09 Eylül 2024 Pazartesi
Faruk Bildirici
Halbuki günlerdir hakaretin ne kadar onur kırıcı olduğundan dem vurup, CHP İzmir Milletvekili Tuncay Özkan ile “Sokak röportajı”nda konuşan Dilruba Kayserilioğlu’nun sözleri üzerinde tepiniyorlar. Dilruba Kayserilioğlu’nu bir törende yanına oturttuğu için CHP Genel Başkanı Özgür Özel’i “hakaret edeni onurlandırmak” ile suçluyorlar.
Kuşkusuz Özkan’ın, CHP’lilere “gösteriş müptelası elitistler” diyen Cumhurbaşkanı Erdoğan’a “züppe” yanıtı vermesi -kendisi bu sözcüğün hakaret içermediğini söylese de- yakışık alır bir ifade değil. Kayserilioğlu”nun, “beyni emcüklenmiş geri zekalılar” demesi de düzeysiz ve aşağılayıcı.

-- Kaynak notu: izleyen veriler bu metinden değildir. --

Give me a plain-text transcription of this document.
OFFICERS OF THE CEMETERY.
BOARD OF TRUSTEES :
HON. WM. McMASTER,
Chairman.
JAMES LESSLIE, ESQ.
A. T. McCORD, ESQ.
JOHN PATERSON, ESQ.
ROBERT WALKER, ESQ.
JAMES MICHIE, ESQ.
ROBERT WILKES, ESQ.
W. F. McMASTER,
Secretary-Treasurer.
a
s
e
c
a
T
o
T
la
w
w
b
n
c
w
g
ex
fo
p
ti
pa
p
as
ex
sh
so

Ama hakaretlere karşı bu kadar duyarlı görünen iktidar medyası, hakaretler AKP saflarından gelince sus pus oluyor. Uzağa gitmeye gerek yok. Cumhurbaşkanı Danışmanı Oktay Saral’ın “müfteri, şerefsiz, haysiyetsiz”, AKP Genel Başkanvekili Efkan Ala’nın, “sefil, müptezel”, AKP İstanbul milletvekili Süleyman Soylu’nun, “pislik”, AKP İstanbul İl Başkanı O. Nuri Kabaktepe’nin, “çukur”, AKP Elazığ Milletvekili M. Rıdvan Nazırlı’nın da “o.. çocuğu, alçak herif” diye Tuncay Özkan’a hakaretler yağdırmasına itiraz etmediler. Hatta Yeni Şafak, AKP Milletvekili Mehmet Demir’in “Lağım Tuncay” sözünü, Akşam da AKP Sözcüsü Ömer Çelik’in “Çakma Wilders” sözünü haber başlığı yaptı.
Cumhurbaşkanı Erdoğan muhaliflere ağzına geleni söylediğinde, MHP yöneticileri gazetecilere hakaret ettiğinde de sessiz kalarak onay verdi iktidar cenahındaki gazeteciler. Maalesef çifte standart içinde davrandılar.
Gazeteci dediğin her hakarete karşı çıkar, kimden gelirse gelsin eleştirir. “Beyni emcüklenmiş geri zekalılar” dediği için Dilruba Kayserilioğlu’nu yerin dibine getirip, sonra aynı sözü Mustafa Varank söyleyince “O bizden” diye korumak gazeteciliğe yakışmaz.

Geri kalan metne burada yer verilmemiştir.